We have long since been taught that in order to preserve the pristine condition of our faces, and of our skin in general, staying way from harsh sun without sufficient protection, eating well all the time, properly hydrating, and regular exercise do the trick. As well as these natural remedies may work, so many people are looking for a much quicker fix, whether through cosmetic surgery or top of the line lotions, creams and topical treatments that promise the fountain of youth with every application.

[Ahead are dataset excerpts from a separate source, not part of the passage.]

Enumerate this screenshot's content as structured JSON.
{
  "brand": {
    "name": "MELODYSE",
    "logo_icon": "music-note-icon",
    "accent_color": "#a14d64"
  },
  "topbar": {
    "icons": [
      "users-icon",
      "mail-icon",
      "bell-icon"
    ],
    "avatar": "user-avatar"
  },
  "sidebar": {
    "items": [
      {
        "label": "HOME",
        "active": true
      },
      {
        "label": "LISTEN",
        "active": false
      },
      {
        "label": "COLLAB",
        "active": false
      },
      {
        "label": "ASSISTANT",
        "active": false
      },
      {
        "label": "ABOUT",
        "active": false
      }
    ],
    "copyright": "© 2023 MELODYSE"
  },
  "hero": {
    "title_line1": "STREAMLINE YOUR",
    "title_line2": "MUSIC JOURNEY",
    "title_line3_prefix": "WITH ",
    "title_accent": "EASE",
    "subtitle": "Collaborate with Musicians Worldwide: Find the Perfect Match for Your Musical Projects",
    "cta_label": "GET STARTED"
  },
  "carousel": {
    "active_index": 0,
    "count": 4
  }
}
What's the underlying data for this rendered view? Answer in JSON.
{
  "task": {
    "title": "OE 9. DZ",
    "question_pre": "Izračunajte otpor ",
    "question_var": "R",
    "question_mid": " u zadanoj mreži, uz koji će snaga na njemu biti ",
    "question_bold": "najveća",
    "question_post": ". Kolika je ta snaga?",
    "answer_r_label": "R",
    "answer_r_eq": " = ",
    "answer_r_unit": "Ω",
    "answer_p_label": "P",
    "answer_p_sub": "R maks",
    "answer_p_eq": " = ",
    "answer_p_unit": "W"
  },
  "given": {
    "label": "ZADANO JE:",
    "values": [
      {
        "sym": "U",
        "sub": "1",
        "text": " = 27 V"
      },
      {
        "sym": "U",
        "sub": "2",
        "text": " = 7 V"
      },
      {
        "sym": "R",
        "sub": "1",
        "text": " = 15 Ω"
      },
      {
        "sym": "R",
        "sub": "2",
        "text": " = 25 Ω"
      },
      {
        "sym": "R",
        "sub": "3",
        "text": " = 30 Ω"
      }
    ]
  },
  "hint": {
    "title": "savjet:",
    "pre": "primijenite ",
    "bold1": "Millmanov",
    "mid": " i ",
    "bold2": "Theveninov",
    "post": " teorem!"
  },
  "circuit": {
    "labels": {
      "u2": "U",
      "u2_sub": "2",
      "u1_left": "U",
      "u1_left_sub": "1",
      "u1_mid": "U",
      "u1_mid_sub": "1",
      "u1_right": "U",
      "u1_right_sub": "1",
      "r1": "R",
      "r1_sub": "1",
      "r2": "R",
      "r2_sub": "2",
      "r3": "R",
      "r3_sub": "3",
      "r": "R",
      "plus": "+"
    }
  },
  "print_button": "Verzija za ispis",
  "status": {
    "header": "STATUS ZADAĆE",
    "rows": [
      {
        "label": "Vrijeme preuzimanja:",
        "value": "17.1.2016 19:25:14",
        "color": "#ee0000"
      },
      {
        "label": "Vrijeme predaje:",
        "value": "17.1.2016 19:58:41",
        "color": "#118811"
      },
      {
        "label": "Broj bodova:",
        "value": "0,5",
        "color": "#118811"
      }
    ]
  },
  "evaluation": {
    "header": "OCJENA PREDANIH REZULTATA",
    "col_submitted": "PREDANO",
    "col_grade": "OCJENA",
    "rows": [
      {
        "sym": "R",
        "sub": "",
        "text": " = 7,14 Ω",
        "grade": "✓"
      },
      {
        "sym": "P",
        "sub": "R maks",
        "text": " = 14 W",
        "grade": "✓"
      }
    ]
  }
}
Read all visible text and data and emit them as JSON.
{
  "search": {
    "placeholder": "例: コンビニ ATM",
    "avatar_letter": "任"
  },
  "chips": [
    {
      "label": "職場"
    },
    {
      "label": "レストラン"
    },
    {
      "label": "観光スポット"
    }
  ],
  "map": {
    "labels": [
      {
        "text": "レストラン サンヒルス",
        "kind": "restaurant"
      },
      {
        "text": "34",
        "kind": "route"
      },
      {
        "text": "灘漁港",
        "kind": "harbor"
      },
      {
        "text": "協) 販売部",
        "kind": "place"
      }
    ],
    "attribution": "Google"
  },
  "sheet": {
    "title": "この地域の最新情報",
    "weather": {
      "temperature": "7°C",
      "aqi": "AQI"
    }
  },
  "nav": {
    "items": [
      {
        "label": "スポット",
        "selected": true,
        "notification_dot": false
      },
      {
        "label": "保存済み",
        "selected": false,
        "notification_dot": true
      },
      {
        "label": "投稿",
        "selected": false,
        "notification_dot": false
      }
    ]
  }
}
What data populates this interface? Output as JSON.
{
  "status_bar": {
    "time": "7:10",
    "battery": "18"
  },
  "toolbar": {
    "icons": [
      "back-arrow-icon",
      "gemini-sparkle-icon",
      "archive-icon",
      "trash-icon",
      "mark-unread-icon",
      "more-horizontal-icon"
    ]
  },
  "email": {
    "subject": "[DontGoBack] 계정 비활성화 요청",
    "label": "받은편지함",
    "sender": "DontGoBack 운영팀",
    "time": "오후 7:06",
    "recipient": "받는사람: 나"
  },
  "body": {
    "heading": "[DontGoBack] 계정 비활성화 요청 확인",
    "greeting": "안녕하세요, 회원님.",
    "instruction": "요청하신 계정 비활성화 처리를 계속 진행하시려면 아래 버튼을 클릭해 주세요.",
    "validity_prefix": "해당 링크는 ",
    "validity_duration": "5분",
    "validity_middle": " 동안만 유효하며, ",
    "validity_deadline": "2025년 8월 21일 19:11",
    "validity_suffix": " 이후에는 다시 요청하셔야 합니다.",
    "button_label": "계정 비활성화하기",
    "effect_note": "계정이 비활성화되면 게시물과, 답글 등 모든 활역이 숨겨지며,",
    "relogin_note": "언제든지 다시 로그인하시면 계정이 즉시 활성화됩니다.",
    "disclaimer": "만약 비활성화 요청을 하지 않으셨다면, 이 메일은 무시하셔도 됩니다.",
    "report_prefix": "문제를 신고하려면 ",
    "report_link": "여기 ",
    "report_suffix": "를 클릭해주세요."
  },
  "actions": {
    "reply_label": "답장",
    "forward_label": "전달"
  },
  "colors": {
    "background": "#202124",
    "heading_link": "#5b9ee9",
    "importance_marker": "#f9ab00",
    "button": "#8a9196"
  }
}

However, researchers have proven that one of the best ways to really keep the skin in its greatest, and healthiest condition is to reduce the exposure of the skin to cadmium. The element that you may recall from the periodic table and your high school chemistry class, is actually found in a multitude of everyday things, some that you probably wouldn't expect.

According to the latest research published in the American Journal of Epidemology, cadmium does its fair share of wearing down the epidermis, more so than most other harmful chemicals out there. This is because cadmium exposure can cause premature aging of the cells within the body. In fact, testing has shown that those with an abnormally high amount of cadmium exposure typically have cells that look, on average, close to 12 years older than their actual chronological age.

The researchers also discovered that higher rates of exposure to cadmium may eventually lead to rapid cellular aging, which is generally characterized by much shorter telomeres within the body. These telomeres are the caps that secure together he end of human chromosomes and DNA to give them protection from being broken down. When telomeres become damaged, or shortened, they leave the body prone to a greater risk for cardiovascular disease and diabetes.

When telomere length is compared to cadmium levels within the blood blood and urine, those with the highest exposure have telomeres that are almost 10 percent shorter than those with low doses of cadmium in their system.

Protecting yourself from high exposure to cadmium is critical to your overall health. The average person is exposed to cadmium via things like tobacco smoke, or even in healthier practices such as consuming fruit or vegetables that have been grown in contaminated soil.

The push for a much stricter set of guidelines as far as growing fruits and vegetables to be sold to the public, especially those that aren't locally grown or organic, as well as more laws for the eradication of smoking in public places, comes in the wake of the realization that cadmium is a major factor in causing these serious forms of illness.